- Nearest city: Broken Bow, Oklahoma
- Coordinates: 34°10′50″N 94°43′50″W﻿ / ﻿34.18056°N 94.73056°W
- Created: 1966

= Hochatown State Park =

State park in Oklahoma, United States

Hochatown State Park was once an independent Oklahoma state park in far-southeastern Oklahoma, north of the city of Broken Bow. It was combined into Beavers Bend State Park in 2017. It is a popular destination for tourists from Oklahoma and Texas interested in camping or boating on Broken Bow Lake.

==Background==
Hochatown State Park was named after the small town of Hochatown. Present-day Hochatown is actually the second community in the area to bear the name. The original community was forced to relocate to its current location on U.S. Route 259 when Broken Bow Lake was created through the damming of Mountain Fork River by the United States Army Corps of Engineers in the late 1960s. Remnants of "Old Hochatown" can still be seen today while scuba diving at the bottom of Broken Bow Lake.

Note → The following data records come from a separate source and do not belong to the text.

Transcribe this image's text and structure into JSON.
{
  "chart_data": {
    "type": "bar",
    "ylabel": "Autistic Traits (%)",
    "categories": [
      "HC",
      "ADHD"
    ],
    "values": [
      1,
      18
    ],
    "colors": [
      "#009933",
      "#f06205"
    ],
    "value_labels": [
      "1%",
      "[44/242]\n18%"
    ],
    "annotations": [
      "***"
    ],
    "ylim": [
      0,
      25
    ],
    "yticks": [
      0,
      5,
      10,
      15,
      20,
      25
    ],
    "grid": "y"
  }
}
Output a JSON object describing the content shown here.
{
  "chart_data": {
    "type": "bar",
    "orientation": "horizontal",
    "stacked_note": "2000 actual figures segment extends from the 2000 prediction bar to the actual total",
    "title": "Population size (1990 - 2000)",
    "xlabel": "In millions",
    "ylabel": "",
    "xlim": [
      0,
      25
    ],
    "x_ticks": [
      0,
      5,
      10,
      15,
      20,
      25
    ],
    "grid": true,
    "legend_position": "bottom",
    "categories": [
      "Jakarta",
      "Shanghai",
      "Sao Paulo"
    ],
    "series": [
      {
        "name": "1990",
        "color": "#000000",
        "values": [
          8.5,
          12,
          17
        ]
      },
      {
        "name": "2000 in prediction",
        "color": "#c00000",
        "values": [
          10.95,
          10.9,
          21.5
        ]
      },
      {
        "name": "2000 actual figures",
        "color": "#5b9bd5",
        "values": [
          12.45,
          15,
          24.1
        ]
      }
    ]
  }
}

This park was originally part of Beavers Bend State Park but was separated as its own park in 1966. In 2017, the Oklahoma Department of Tourism and Recreation combined the parks. This area of the park focuses on meeting the needs of visitors wishing to enjoy Broken Bow Lake. Accommodations inside the park range from the 40-room Lakeview Lodge to campsites in the Stevens Gap, Carson Creek and Cedar Creek areas. Recreation amenities and facilities include a fish cleaning station, group shelters and picnic sites, full and semi-modern RV campsites, primitive sites, comfort stations, sanitary waste stations, lighted boat ramps, swimming beaches, playgrounds, hiking trails. Other lodging choices at Beavers Bend State Park include 47 cabins and two group camps, some of which offer river views.